Ora, però, arriva una notizia che sa di rinascita. A giugno il negozio “Fratelli Corso” riaprirà ufficialmente al pubblico, tornando a vendere i suoi prodotti lattiero-caseari e i salumi campani che negli anni erano diventati un punto di riferimento per residenti, turisti e automobilisti in viaggio lungo la statale Aurelia.
Una ripartenza attesa da tutta la comunità.
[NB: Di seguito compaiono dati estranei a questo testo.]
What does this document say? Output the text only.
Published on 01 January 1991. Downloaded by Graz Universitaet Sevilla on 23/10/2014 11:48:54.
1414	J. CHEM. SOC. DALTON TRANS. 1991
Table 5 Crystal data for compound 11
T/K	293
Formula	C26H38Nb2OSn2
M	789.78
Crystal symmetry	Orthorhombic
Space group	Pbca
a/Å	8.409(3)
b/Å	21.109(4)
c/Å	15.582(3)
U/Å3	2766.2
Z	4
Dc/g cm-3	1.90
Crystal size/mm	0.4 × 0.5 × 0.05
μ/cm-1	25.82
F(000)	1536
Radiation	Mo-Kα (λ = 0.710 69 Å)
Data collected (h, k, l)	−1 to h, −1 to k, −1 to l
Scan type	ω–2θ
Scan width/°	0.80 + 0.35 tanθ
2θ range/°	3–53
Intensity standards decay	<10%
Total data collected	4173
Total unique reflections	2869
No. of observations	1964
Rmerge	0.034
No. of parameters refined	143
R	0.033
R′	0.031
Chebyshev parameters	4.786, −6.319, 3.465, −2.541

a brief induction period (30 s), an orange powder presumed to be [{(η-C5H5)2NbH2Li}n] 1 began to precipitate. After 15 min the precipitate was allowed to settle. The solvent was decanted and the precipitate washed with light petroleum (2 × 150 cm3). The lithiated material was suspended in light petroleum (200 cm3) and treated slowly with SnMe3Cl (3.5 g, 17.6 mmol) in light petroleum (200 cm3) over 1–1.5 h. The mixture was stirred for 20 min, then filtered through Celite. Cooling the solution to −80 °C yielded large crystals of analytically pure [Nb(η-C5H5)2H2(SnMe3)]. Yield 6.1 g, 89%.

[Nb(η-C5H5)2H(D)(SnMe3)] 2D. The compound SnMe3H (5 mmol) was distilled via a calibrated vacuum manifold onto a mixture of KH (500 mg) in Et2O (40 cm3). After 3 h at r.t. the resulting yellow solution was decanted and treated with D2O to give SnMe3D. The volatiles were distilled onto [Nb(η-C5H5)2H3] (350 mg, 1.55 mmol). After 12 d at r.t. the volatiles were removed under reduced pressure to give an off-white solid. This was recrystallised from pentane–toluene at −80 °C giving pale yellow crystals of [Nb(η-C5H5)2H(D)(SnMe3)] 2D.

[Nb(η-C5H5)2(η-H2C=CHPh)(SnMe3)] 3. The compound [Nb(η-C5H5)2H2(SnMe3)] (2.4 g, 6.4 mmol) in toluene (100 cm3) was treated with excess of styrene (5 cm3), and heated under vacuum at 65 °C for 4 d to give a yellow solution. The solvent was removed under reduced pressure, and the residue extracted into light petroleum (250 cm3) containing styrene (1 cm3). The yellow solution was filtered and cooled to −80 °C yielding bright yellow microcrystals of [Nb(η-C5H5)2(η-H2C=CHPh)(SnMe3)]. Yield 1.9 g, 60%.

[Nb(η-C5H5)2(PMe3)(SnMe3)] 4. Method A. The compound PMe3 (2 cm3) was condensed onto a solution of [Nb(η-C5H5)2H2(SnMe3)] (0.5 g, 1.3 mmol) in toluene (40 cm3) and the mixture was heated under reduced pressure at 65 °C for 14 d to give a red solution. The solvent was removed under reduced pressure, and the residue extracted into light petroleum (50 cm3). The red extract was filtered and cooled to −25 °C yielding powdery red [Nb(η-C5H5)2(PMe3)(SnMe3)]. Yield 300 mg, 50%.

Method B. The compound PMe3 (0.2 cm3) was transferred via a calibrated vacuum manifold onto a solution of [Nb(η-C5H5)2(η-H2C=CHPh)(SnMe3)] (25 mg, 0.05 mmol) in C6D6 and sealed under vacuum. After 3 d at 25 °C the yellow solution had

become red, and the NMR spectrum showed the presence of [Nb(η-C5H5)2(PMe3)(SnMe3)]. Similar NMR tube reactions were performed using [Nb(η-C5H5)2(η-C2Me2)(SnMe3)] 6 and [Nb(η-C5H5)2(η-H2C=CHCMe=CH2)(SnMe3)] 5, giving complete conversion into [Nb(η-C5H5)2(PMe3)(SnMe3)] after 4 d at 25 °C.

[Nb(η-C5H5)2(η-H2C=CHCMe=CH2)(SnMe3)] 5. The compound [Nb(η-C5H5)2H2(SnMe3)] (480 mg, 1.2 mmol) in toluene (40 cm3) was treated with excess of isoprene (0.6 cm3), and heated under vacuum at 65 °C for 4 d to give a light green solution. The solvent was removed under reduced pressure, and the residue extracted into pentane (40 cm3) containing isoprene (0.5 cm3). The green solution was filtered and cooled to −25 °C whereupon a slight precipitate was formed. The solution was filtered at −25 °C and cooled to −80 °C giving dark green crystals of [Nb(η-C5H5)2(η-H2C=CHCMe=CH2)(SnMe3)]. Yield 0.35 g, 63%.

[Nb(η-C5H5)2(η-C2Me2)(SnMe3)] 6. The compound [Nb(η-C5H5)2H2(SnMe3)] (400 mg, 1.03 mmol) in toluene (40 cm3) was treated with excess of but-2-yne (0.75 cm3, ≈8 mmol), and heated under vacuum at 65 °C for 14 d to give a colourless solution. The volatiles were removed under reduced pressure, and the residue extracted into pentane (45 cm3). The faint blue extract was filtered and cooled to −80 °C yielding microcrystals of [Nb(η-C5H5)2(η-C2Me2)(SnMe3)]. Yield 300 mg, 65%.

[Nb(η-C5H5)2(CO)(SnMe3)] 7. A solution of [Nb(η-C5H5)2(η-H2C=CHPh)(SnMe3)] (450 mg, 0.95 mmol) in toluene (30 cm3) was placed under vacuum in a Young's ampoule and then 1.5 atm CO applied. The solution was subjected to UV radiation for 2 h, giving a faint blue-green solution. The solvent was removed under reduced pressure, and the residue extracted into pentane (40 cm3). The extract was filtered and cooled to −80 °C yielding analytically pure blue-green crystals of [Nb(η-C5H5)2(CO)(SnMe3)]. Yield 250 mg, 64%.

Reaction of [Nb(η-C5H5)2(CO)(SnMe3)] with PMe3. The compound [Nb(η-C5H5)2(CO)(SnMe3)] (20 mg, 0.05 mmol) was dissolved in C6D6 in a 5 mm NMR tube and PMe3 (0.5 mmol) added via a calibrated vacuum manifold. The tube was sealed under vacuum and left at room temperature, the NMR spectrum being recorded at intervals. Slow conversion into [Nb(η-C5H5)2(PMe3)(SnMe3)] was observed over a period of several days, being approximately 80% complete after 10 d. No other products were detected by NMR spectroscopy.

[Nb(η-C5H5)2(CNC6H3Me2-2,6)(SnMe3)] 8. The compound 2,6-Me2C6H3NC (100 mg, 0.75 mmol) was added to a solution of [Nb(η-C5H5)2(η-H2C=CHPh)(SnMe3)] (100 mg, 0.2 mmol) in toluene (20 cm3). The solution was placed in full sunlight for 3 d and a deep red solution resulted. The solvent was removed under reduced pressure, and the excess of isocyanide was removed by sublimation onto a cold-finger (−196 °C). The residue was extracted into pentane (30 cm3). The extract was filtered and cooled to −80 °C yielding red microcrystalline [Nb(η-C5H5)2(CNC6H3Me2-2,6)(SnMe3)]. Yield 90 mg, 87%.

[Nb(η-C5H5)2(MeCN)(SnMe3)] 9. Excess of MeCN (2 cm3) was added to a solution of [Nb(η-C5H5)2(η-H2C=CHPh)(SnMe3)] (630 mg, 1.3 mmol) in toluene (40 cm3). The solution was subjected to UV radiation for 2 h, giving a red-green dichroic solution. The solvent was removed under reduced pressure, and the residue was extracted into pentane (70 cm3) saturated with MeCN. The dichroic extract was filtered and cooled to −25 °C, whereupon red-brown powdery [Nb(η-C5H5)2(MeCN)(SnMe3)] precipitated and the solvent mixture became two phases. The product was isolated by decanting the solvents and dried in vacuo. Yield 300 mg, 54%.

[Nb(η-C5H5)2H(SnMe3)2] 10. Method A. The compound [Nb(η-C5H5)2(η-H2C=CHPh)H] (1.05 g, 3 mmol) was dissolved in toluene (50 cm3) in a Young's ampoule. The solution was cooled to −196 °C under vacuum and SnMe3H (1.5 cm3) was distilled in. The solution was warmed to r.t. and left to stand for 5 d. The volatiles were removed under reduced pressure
Il drammatico incidente sull’Aurelia
Il 19 agosto scorso un autoarticolato, dopo uno schianto sull’Aurelia, finì violentemente contro il negozio. Nell’incidente perse la vita il designer Alessandro Loschiavo, 59 anni, mentre il tir sfondò parte della struttura della rivendita dei Fratelli Corso. Dentro al locale c’erano Andrea e Francesco Corso insieme alla commessa: si salvarono per miracolo.
Nei giorni successivi all’incidente, i due fratelli avevano scelto il silenzio, ancora sotto shock per quanto accaduto. Attraverso i social avevano però voluto ringraziare le tante persone che avevano manifestato solidarietà e vicinanza, stringendosi anche al dolore della famiglia della vittima.
Da allora sono passati mesi difficili. Il negozio è rimasto chiuso per quasi un anno, mentre la famiglia Corso ha lavorato per rialzarsi e ricostruire.
«Capalbio ritrova un’attività storica»
A salutare la riapertura è il sindaco di Capalbio, Gianfranco Chelini.
«Dopo l’incidente – commenta Chelini – Capalbio aveva perso un’importantissima attività commerciale che era divenuta un punto di riferimento per la comunità locale, i turisti e per tutti coloro che usufruiscono dell’Aurelia. Non solo per la qualità dei prodotti e del servizio, ma anche per la gentilezza e la professionalità dei fratelli Corso».
Il primo cittadino parla di una «grande soddisfazione» per tutta l’amministrazione comunale.
«Sapere che questa attività possa a breve riprendere vita – aggiunge – significa restituire alla nostra comunità un apprezzato punto di vendita al dettaglio e di somministrazione che tanto è mancato. Faccio a Francesco e ad Andrea Corso un grande in bocca al lupo per questa preziosa ripartenza».
La voglia di ricominciare
La riapertura è prevista per il mese di giugno, ma non sarà soltanto un ritorno alla normalità. L’obiettivo dei Fratelli Corso è quello di rinnovare completamente la struttura e i servizi offerti, trasformando il locale dopo i danni devastanti provocati dall’incidente.
«Ringrazio tutti i nostri clienti, la comunità capalbiese, le imprese locali e l’amministrazione comunale – dichiara Francesco Corso – per non averci mai abbandonato, mostrando tanta solidarietà nei nostri confronti».
Parole che raccontano il peso di un anno complicato.
«Per quasi un anno non abbiamo potuto lavorare, vivendo momenti molto difficili, ma abbiamo voluto resistere. Nelle prossime settimane potremo finalmente riaprire la nostra attività e servire i nostri amati clienti».
Una riapertura che vale più di un negozio
Quella dei Fratelli Corso non è soltanto la riapertura di un’attività commerciale. È il ritorno di un luogo familiare per chi attraversa ogni giorno l’Aurelia, di un presidio conosciuto da migliaia di persone e diventato negli anni una tappa fissa tra mozzarella, salumi campani e accoglienza.
Dopo la paura, le macerie e mesi di incertezza, a Montalzato torna ad accendersi una luce. E per Capalbio, questa volta, è davvero una buona notizia.